Hearing Hypernasality: Online Crowdsourcing of Cleft Speech
Saint Louis University School of Medicine
Background: Speech assessments are critical in the care of patients with cleft palate, as speech intelligibility is fundamental to social interactions. Online crowdsourcing of perceptual speech outcomes is a burgeoning technology; this project represents the first time cleft speech has been evaluated by lay listeners in an online setting. We hypothesized lay ratings of cleft speech would be highly concordant with the ratings of speech experts. Methods: Videonasoendoscopy (VNE) recordings from patients with cleft had IRB approval for audio extraction. Recordings were assessed by the cleft team's speech language pathologists (SLP), and given a speech score based on the Pittsburgh Weighted Speech Score (PWSS). Specific phrases from each VNE were presented in survey format to internet raters recruited from the online crowdsourcing platform Amazon Mechanical Turk (MTurk). Six main phrases were used: Katie likes cookies (KC), Tell Ted to try (TT), Should I wash the dishes (WD), Peter has a puppy (PP), Sissy sissy sissy (SS), and Zippers are easy to close (ZC). Sound clips were rated on a Likert scale from 1 to 5 corresponding to the PWSS. To determine the accuracy of each phrase, residuals (layperson minus SLP) were calculated. ANOVA with Tukey posthoc pairwise comparisons assessed statistical significance. Results: Audio of hypernasal speech was extracted from VNEs using QuickTime Player.
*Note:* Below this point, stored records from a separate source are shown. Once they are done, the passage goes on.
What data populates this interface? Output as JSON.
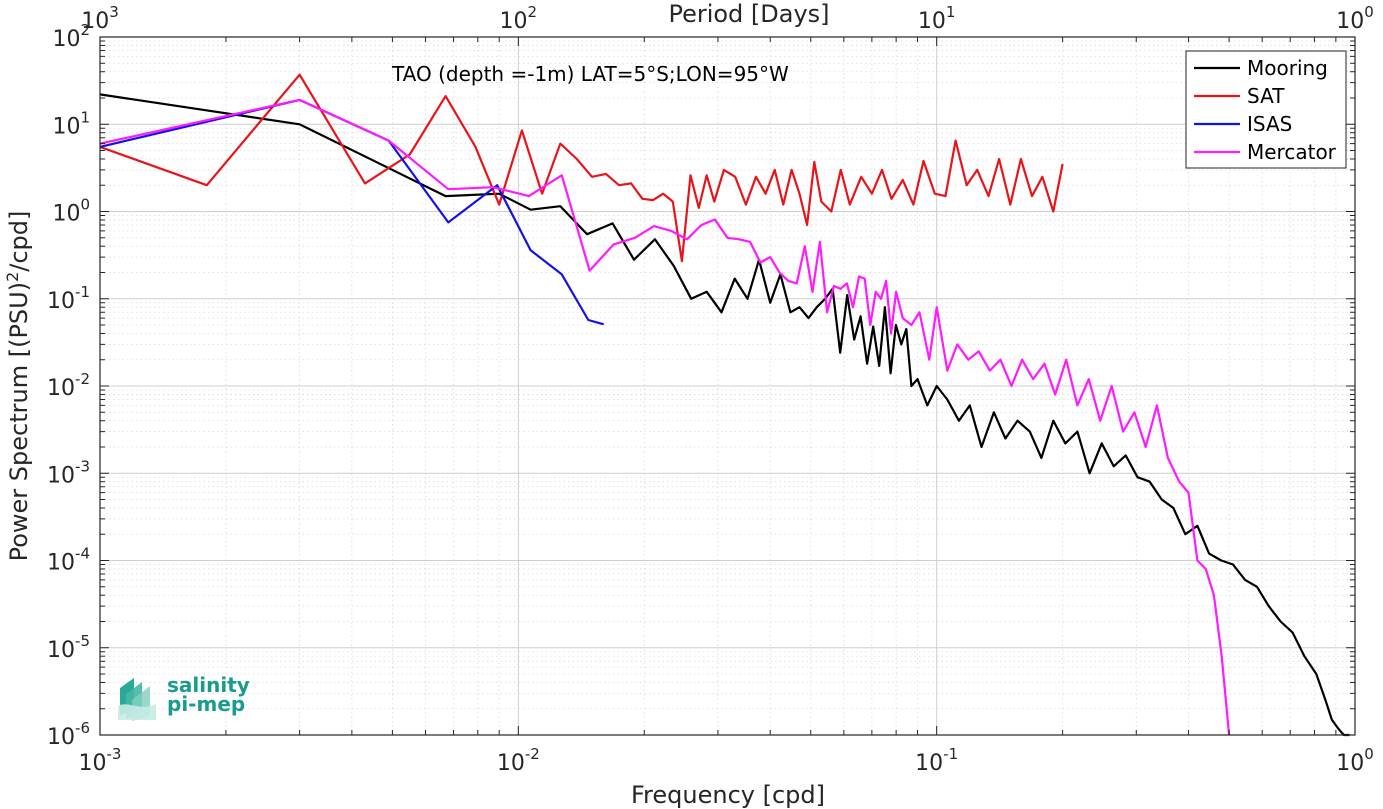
{
  "chart_data": {
    "type": "line",
    "title": "",
    "annotation": "TAO (depth =-1m) LAT=5°S;LON=95°W",
    "xlabel": "Frequency [cpd]",
    "ylabel": "Power Spectrum [(PSU)",
    "ylabel_sup": "2",
    "ylabel_tail": "/cpd]",
    "top_axis_label": "Period [Days]",
    "x_scale": "log",
    "y_scale": "log",
    "xlim": [
      0.001,
      1
    ],
    "ylim": [
      1e-06,
      100
    ],
    "grid": true,
    "minor_grid": true,
    "legend_position": "top-right",
    "x_ticks": [
      {
        "base": "10",
        "exp": "-3"
      },
      {
        "base": "10",
        "exp": "-2"
      },
      {
        "base": "10",
        "exp": "-1"
      },
      {
        "base": "10",
        "exp": "0"
      }
    ],
    "top_ticks": [
      {
        "base": "10",
        "exp": "3"
      },
      {
        "base": "10",
        "exp": "2"
      },
      {
        "base": "10",
        "exp": "1"
      },
      {
        "base": "10",
        "exp": "0"
      }
    ],
    "y_ticks": [
      {
        "base": "10",
        "exp": "-6"
      },
      {
        "base": "10",
        "exp": "-5"
      },
      {
        "base": "10",
        "exp": "-4"
      },
      {
        "base": "10",
        "exp": "-3"
      },
      {
        "base": "10",
        "exp": "-2"
      },
      {
        "base": "10",
        "exp": "-1"
      },
      {
        "base": "10",
        "exp": "0"
      },
      {
        "base": "10",
        "exp": "1"
      },
      {
        "base": "10",
        "exp": "2"
      }
    ],
    "series": [
      {
        "name": "Mooring",
        "color": "#000000",
        "x": [
          0.001,
          0.003,
          0.0067,
          0.009,
          0.0107,
          0.0126,
          0.0146,
          0.0168,
          0.0189,
          0.0212,
          0.0235,
          0.0259,
          0.0282,
          0.0306,
          0.0329,
          0.0353,
          0.0376,
          0.04,
          0.0423,
          0.0447,
          0.047,
          0.0494,
          0.0517,
          0.0541,
          0.0564,
          0.0588,
          0.0611,
          0.0635,
          0.0658,
          0.0682,
          0.0705,
          0.0729,
          0.0752,
          0.0776,
          0.0799,
          0.0823,
          0.0846,
          0.087,
          0.09,
          0.095,
          0.1,
          0.106,
          0.113,
          0.12,
          0.128,
          0.137,
          0.146,
          0.156,
          0.167,
          0.178,
          0.19,
          0.203,
          0.217,
          0.232,
          0.248,
          0.265,
          0.283,
          0.302,
          0.323,
          0.345,
          0.368,
          0.393,
          0.42,
          0.448,
          0.479,
          0.511,
          0.546,
          0.583,
          0.622,
          0.664,
          0.709,
          0.757,
          0.808,
          0.85,
          0.88,
          0.91,
          0.94,
          0.97
        ],
        "y": [
          22,
          10,
          1.5,
          1.6,
          1.05,
          1.15,
          0.55,
          0.73,
          0.28,
          0.48,
          0.24,
          0.1,
          0.12,
          0.07,
          0.17,
          0.1,
          0.28,
          0.09,
          0.19,
          0.07,
          0.08,
          0.06,
          0.08,
          0.1,
          0.13,
          0.024,
          0.11,
          0.034,
          0.063,
          0.018,
          0.048,
          0.017,
          0.08,
          0.014,
          0.05,
          0.03,
          0.045,
          0.01,
          0.012,
          0.006,
          0.01,
          0.007,
          0.004,
          0.006,
          0.002,
          0.005,
          0.0025,
          0.004,
          0.003,
          0.0015,
          0.004,
          0.0022,
          0.003,
          0.001,
          0.0022,
          0.0012,
          0.0016,
          0.0009,
          0.0008,
          0.0005,
          0.0004,
          0.0002,
          0.00025,
          0.00012,
          0.0001,
          9e-05,
          6e-05,
          5e-05,
          3e-05,
          2e-05,
          1.5e-05,
          8e-06,
          5e-06,
          2.5e-06,
          1.5e-06,
          1.2e-06,
          1e-06,
          1e-06
        ]
      },
      {
        "name": "SAT",
        "color": "#e8141a",
        "x": [
          0.001,
          0.0018,
          0.003,
          0.0043,
          0.0055,
          0.0067,
          0.0079,
          0.009,
          0.0102,
          0.0114,
          0.0126,
          0.0138,
          0.015,
          0.0162,
          0.0174,
          0.0186,
          0.0198,
          0.021,
          0.0222,
          0.0234,
          0.0246,
          0.0258,
          0.027,
          0.0282,
          0.0294,
          0.031,
          0.033,
          0.035,
          0.037,
          0.039,
          0.041,
          0.043,
          0.045,
          0.047,
          0.049,
          0.051,
          0.053,
          0.056,
          0.059,
          0.062,
          0.066,
          0.07,
          0.074,
          0.078,
          0.083,
          0.088,
          0.093,
          0.099,
          0.105,
          0.111,
          0.118,
          0.125,
          0.133,
          0.141,
          0.15,
          0.159,
          0.169,
          0.179,
          0.19,
          0.2
        ],
        "y": [
          5.5,
          2,
          37,
          2.1,
          4.5,
          21,
          5.5,
          1.2,
          8.5,
          1.6,
          6,
          4,
          2.5,
          2.7,
          2,
          2.1,
          1.4,
          1.35,
          1.6,
          1.3,
          0.27,
          2.6,
          1.1,
          2.6,
          1.3,
          3,
          2.5,
          1.2,
          2.5,
          1.6,
          3,
          1.2,
          3,
          1.6,
          0.7,
          3.7,
          1.3,
          1,
          3,
          1.2,
          2.5,
          1.6,
          3,
          1.4,
          2.3,
          1.2,
          3.8,
          1.6,
          1.5,
          6.5,
          2,
          3,
          1.5,
          4,
          1.2,
          4,
          1.5,
          2.5,
          1,
          3.5
        ]
      },
      {
        "name": "ISAS",
        "color": "#1212e8",
        "x": [
          0.001,
          0.003,
          0.0049,
          0.0068,
          0.0089,
          0.0107,
          0.0127,
          0.0147,
          0.016
        ],
        "y": [
          5.5,
          19,
          6.5,
          0.75,
          2,
          0.36,
          0.19,
          0.057,
          0.051
        ]
      },
      {
        "name": "Mercator",
        "color": "#ff1aff",
        "x": [
          0.001,
          0.003,
          0.0049,
          0.0068,
          0.0087,
          0.0106,
          0.0127,
          0.0148,
          0.0169,
          0.019,
          0.0211,
          0.0232,
          0.0253,
          0.0274,
          0.0295,
          0.0316,
          0.0337,
          0.0358,
          0.0379,
          0.04,
          0.0421,
          0.0442,
          0.0463,
          0.0484,
          0.0505,
          0.0526,
          0.0547,
          0.0568,
          0.0589,
          0.061,
          0.0631,
          0.0652,
          0.0673,
          0.0694,
          0.0715,
          0.0736,
          0.0757,
          0.0778,
          0.08,
          0.083,
          0.087,
          0.091,
          0.096,
          0.1,
          0.106,
          0.112,
          0.119,
          0.126,
          0.134,
          0.142,
          0.151,
          0.16,
          0.17,
          0.181,
          0.192,
          0.204,
          0.217,
          0.231,
          0.246,
          0.262,
          0.279,
          0.297,
          0.316,
          0.336,
          0.357,
          0.38,
          0.4,
          0.42,
          0.44,
          0.46,
          0.48,
          0.5
        ],
        "y": [
          6,
          19,
          6.5,
          1.8,
          1.9,
          1.5,
          2.6,
          0.21,
          0.42,
          0.5,
          0.68,
          0.6,
          0.48,
          0.7,
          0.81,
          0.5,
          0.48,
          0.45,
          0.26,
          0.3,
          0.2,
          0.16,
          0.15,
          0.4,
          0.12,
          0.45,
          0.07,
          0.14,
          0.13,
          0.15,
          0.08,
          0.18,
          0.17,
          0.05,
          0.12,
          0.1,
          0.16,
          0.04,
          0.12,
          0.06,
          0.05,
          0.07,
          0.02,
          0.08,
          0.015,
          0.03,
          0.02,
          0.025,
          0.015,
          0.02,
          0.01,
          0.02,
          0.012,
          0.018,
          0.008,
          0.02,
          0.006,
          0.012,
          0.004,
          0.01,
          0.003,
          0.005,
          0.002,
          0.006,
          0.0015,
          0.0008,
          0.0006,
          0.0001,
          8e-05,
          4e-05,
          8e-06,
          1e-06
        ]
      }
    ]
  },
  "logo": {
    "line1": "salinity",
    "line2": "pi-mep"
  }
}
Speech was provided by 3 children with history of cleft palate, ages 4-9, with timing of recordings ranging pre-surgical repair to 6.5 years followup. 68 survey responses resulted in 1,088 unique layperson ratings. For each individual patient (P), P1 crowd-mean 2.62 (SLP rated 2-3); P2 crowd-mean 2.66 (SLP 3), P3 crowd-mean 1.76 (SLP 2). Rounded to nearest whole number for consistency with PWSS scale, all patients matched SLP ratings. The mean rating for each phrase for P1 (SLP rated her 2-3): KC 2.25, TT 2.97, WD 2.93, PP 2.19, SS 2.75; for P2 (SLP rated him 3) KC 2.15, TT 3.32, WD 3.24, PP 3.49, SS 1.96, ZC 1.78; for P3 (SLP rated him 2) KC 1.56, WD 1.49, PP 1.38, SS 1.40, ZC 2.97. ANOVA with Tukey showed phrase accuracy ordered WD>PP>ZC>TT>SS>KC. Conclusion: Online crowdsourcing of cleft speech produces ratings consistent with speech experts. In all 3 cases, the averaged ratings of MTurk workers predicted the gold-standard rating provided by a trained SLP, with phrase accuracy WD>PP>ZC>TT>SS>KC. This novel technology has immediate translation in clinical speech assessments.